A potential solution? A common platform, suggested Monswhite. “We allow everyone to freely collaborate through contractual mechanisms so the protection is there for the client, the protection is there for everybody involved, but they’re able to behave in a different way, and that helps with the cultural issue.”
The whole idea of BIM, after all, is to be collaborative and enjoy free-flowing information, said Rutland. Although people are often scared of liability issues, these don’t change in a Level 2 BIM process.
“You all have liability for your own problems,” said Monswhite. “You’re sharing information the same as you were before, just in a different medium.”

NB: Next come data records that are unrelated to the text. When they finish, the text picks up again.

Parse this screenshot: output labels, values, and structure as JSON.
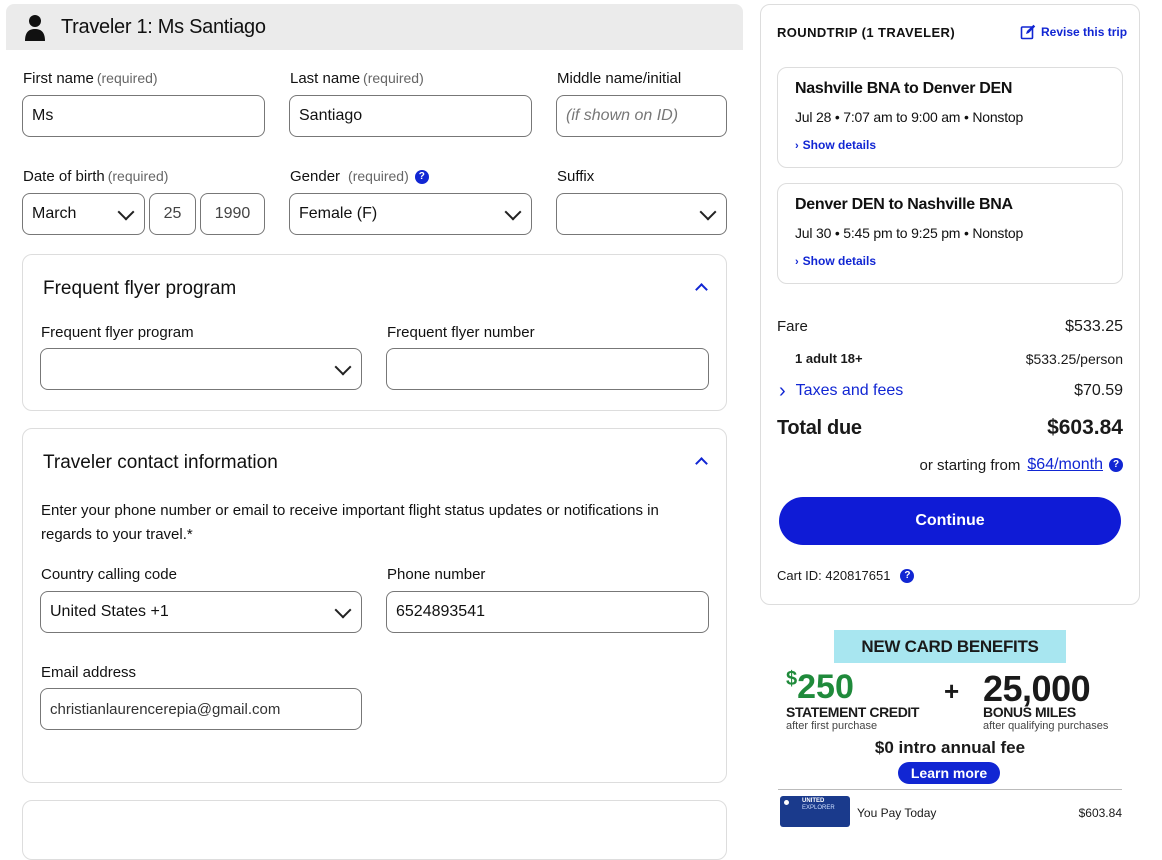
{
  "traveler": {
    "header": "Traveler 1: Ms Santiago"
  },
  "form": {
    "required_tag": "(required)",
    "first_name": {
      "label": "First name",
      "value": "Ms"
    },
    "last_name": {
      "label": "Last name",
      "value": "Santiago"
    },
    "middle_name": {
      "label": "Middle name/initial",
      "placeholder": "(if shown on ID)"
    },
    "dob": {
      "label": "Date of birth",
      "month": "March",
      "day": "25",
      "year": "1990"
    },
    "gender": {
      "label": "Gender",
      "value": "Female (F)"
    },
    "suffix": {
      "label": "Suffix",
      "value": ""
    }
  },
  "frequent_flyer": {
    "title": "Frequent flyer program",
    "program_label": "Frequent flyer program",
    "number_label": "Frequent flyer number"
  },
  "contact": {
    "title": "Traveler contact information",
    "description": "Enter your phone number or email to receive important flight status updates or notifications in regards to your travel.*",
    "country_label": "Country calling code",
    "country_value": "United States +1",
    "phone_label": "Phone number",
    "phone_value": "6524893541",
    "email_label": "Email address",
    "email_value": "christianlaurencerepia@gmail.com"
  },
  "summary": {
    "title": "ROUNDTRIP (1 TRAVELER)",
    "revise_label": "Revise this trip",
    "segments": [
      {
        "route": "Nashville BNA to Denver DEN",
        "time": "Jul 28 • 7:07 am to 9:00 am • Nonstop",
        "details": "Show details"
      },
      {
        "route": "Denver DEN to Nashville BNA",
        "time": "Jul 30 • 5:45 pm to 9:25 pm • Nonstop",
        "details": "Show details"
      }
    ],
    "fare_label": "Fare",
    "fare_value": "$533.25",
    "adult_label": "1 adult 18+",
    "adult_value": "$533.25/person",
    "taxes_label": "Taxes and fees",
    "taxes_value": "$70.59",
    "total_label": "Total due",
    "total_value": "$603.84",
    "monthly_prefix": "or starting from",
    "monthly_value": "$64/month",
    "continue_label": "Continue",
    "cart_label": "Cart ID: 420817651"
  },
  "ad": {
    "banner": "NEW CARD BENEFITS",
    "credit_amount": "250",
    "credit_dollar": "$",
    "credit_title": "STATEMENT CREDIT",
    "credit_sub": "after first purchase",
    "plus": "+",
    "miles_amount": "25,000",
    "miles_title": "BONUS MILES",
    "miles_sub": "after qualifying purchases",
    "annual_fee": "$0 intro annual fee",
    "learn_more": "Learn more",
    "card_brand": "UNITED",
    "card_name": "EXPLORER",
    "pay_today_label": "You Pay Today",
    "pay_today_value": "$603.84"
  },
  "colors": {
    "accent": "#1126d3",
    "banner_bg": "#a8e6f0",
    "continue_bg": "#0f1bd6",
    "card_blue": "#1a3a8c"
  }
}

The “light-bulb moment” for a lot of project managers is when they see a tool like Revit in action. “The designer is placing things in 2D, and the 3D is appearing in other boxes. They say, ‘All of this is connected? You don’t draw it?’ No. That’s when it happens,” Monswhite explained. “Once they realize it’s good stu_, they’ll come back for it again.”
BIM adaptation or the Level 2 challenge?
The UK government has provided BIM recommendations and standards, such as the PAS1192, setting out guidance for delivering the ideal BIM project. But, explained Dan King, BIM manager at Structure Tone International, “delivering what is documented and delivering a useful and reliable, data-rich BIM model are two different challenges.”
What concerns King the most is the misconception of fully achieving Level 2 BIM. “To say so-and-so has achieved it creates unrealistic targets for an industry struggling to deliver full Level 2,” he said. “Contractual and legal misunderstanding, along with an inexperienced supply chain, makes a true Level 2 BIM project an unachievable goal without full subcontractor buy-in.”
For BIM adoption to truly work, King explained, all members of a project team need an understanding of the BIM standards and processes required throughout the entire project timeline. “The practical adaptation of BIM on a project should be unique to each member of the team, with an understanding of how their deliverable will be used further down the BIM project line.”